Um corpo caído nas ruas do bairro Estrela Dalva é uma estrela cadente? Um ônibus que atropela uma estrela da rede globo é uma estrela cadente? Um amor de uma noite num motel 5 estrelas é uma estrela cadente? O que entre o céu e a terra define uma estrela? Seu brilho póstumo? Olhando para cima pode ser que vejamos os postes de iluminação. Durante o dia apenas o sol, estrela que parece se aproximar todo dia mais do centro-oeste, mas não chega a ser cadente. As estrelas do rock n’ roll que se foram aos 27 são estrelas cadentes? A estrela pingada no olho de Leminski era cadente? Se passa ou se fica, de que importa se lhe entrega o pedido?

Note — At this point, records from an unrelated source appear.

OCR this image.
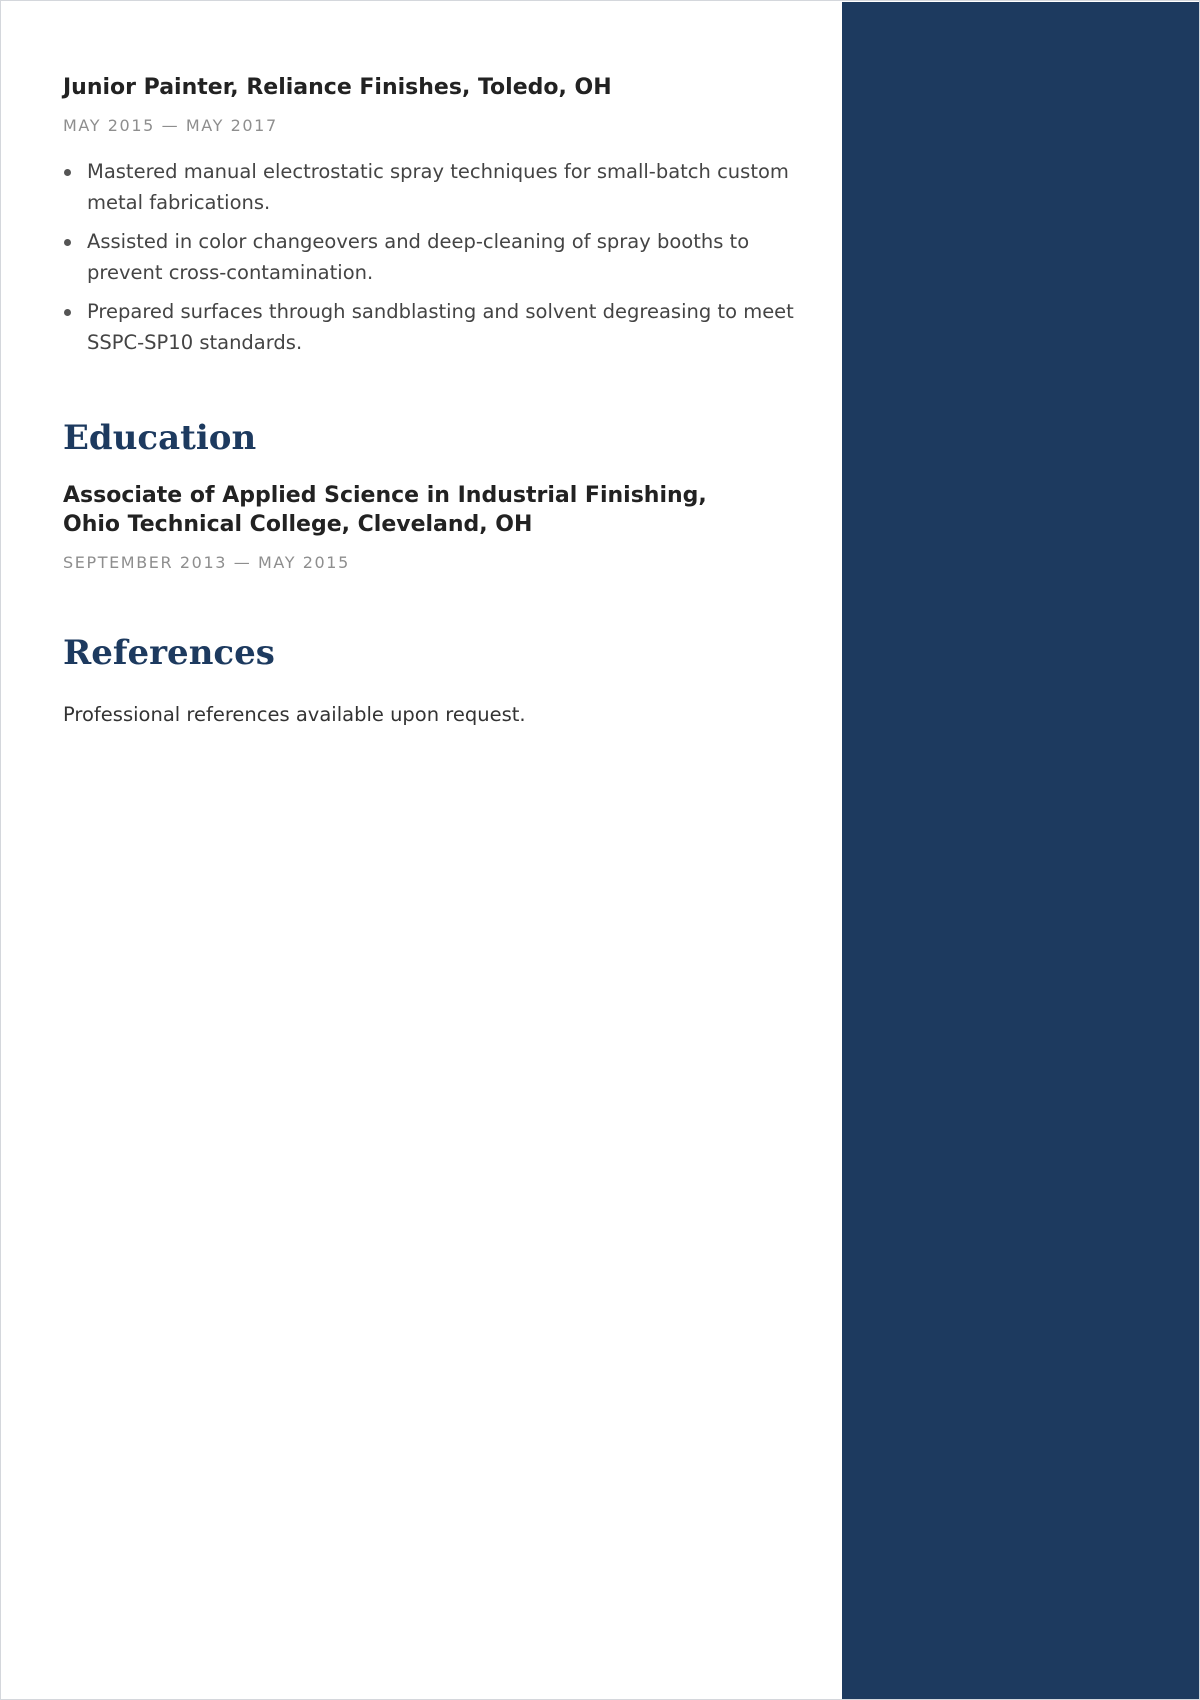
Junior Painter, Reliance Finishes, Toledo, OH

MAY 2015 — MAY 2017

Mastered manual electrostatic spray techniques for small-batch custom metal fabrications.
Assisted in color changeovers and deep-cleaning of spray booths to prevent cross-contamination.
Prepared surfaces through sandblasting and solvent degreasing to meet SSPC-SP10 standards.
Education
Associate of Applied Science in Industrial Finishing, Ohio Technical College, Cleveland, OH

SEPTEMBER 2013 — MAY 2015

References

Professional references available upon request.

Dois poemas, por Rosa das Neves

onde estão as estrelas cadentes me pergunto todo dia
na imagem das luzes borradas através do vidro do automóvel
quando me movimento pela cidade satélite ou
nas gotas de chuva escorrendo pelo meu rosto
talvez no silêncio embalsamado
na parte da piscina onde adultos brincam afogamentos
ou brincam de segurar ar nos pulmões para o sentimento
explosivo, detonar tudo dentro e fora desta caixa torácica, quem sabe
ali no desespero ao chegar à superfície, viver de novo
mais uma vez a necessidade de tomar fôlego ou a recuperação
do fôlego, quem sabe o susto; receber de repente uma ligação,
um pontinho de luz perdido no brasil
sabe que desligou-se e chora ou, assustado, solamente
dá risadinhas murchas desesperadas e lê poemas
ao telefone
poderia até mesmo sentir o impacto de quando nos dissipamos
na memória um do outro
digo, é o mesmo impacto quando nos refazemos também
na memória um do outro
um alguém que liga, do nada, e passa a madrugada nos seus ouvidos
aquela voz
a estrela cadente que não se via há muito tempo.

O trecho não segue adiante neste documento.